Il fallait le voir autrement ; ces soldats ne protégeaient pas un papillon, mais plusieurs milliards d’euros dans un monde ravagé par la crise économique. C’était un pactole qui empêcherait n’importe quel pays de couler dans le krach boursier. Après, s'il souhaitait récupérer l’insecte au prix de sa vie, il n’en était plus sûr. La peur lui serra l’estomac, son corps entier tremblait, il aurait voulu courir dans la forêt pour ne jamais affronter cette guerre. Mais ça signifiait quitter As et donc sa seule protection. Non merci.

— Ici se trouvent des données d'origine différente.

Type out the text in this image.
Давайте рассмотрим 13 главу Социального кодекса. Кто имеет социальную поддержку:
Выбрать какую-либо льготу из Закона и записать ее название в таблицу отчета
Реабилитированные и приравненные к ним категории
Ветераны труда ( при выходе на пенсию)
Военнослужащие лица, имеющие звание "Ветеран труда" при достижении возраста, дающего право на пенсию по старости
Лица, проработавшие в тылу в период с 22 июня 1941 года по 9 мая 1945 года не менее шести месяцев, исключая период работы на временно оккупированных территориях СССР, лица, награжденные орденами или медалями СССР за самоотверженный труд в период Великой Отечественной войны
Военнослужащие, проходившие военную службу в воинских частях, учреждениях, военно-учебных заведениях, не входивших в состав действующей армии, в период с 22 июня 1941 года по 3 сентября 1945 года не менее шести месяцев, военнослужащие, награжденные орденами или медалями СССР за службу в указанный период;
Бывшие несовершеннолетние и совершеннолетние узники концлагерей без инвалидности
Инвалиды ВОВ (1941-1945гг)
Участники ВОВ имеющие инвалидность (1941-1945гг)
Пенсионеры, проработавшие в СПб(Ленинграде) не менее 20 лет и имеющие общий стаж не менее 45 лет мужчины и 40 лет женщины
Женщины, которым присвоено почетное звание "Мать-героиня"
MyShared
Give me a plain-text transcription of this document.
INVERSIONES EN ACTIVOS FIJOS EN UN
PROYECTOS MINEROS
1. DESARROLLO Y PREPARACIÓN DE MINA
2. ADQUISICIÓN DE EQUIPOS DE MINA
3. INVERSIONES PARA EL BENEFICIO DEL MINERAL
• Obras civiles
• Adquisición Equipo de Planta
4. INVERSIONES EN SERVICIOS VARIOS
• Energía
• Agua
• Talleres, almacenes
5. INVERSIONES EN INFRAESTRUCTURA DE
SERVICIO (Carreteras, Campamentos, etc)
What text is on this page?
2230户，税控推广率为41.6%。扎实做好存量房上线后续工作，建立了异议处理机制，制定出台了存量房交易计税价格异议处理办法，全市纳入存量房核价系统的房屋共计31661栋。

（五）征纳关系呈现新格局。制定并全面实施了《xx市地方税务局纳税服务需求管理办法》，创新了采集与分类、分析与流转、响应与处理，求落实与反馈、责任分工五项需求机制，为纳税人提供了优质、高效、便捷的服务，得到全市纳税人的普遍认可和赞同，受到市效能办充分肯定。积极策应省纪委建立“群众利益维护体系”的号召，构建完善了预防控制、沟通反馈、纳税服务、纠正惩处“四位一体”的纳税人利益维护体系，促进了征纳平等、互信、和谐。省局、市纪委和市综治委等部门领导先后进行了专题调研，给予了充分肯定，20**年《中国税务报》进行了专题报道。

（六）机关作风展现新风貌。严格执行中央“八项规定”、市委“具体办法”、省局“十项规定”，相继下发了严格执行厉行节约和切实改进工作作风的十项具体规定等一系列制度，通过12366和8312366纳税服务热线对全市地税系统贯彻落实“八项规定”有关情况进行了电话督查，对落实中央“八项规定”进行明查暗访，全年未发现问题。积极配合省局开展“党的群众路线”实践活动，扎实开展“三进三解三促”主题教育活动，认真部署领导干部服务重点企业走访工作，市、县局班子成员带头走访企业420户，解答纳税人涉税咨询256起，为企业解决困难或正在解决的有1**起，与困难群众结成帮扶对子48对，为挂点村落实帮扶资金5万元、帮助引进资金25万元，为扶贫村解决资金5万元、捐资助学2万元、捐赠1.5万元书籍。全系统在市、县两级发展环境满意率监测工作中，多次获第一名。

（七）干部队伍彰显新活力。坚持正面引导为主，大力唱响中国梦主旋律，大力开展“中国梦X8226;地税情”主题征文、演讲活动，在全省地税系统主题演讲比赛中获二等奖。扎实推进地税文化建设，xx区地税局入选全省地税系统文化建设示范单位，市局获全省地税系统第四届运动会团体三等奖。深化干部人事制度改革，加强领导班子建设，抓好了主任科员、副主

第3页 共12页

Le colonel, lui, n’en revenait pas. En fait, il s’était préparé à s’ancrer dans une bataille incessante. Si ce n’était pas ce jour-là, avec ce pays, ça serait dans un mois avec une autre nation. C’était inévitable d’entrer en guerre tant la planète devenait susceptible à force d’échecs. Les liens s’étaient dissociés, reformés, créés, anéantis. Autrefois, la France était alliée avec les États-Unis, mais la compétition avait entraîné des tensions qu’elle ne souhaitait pas régler.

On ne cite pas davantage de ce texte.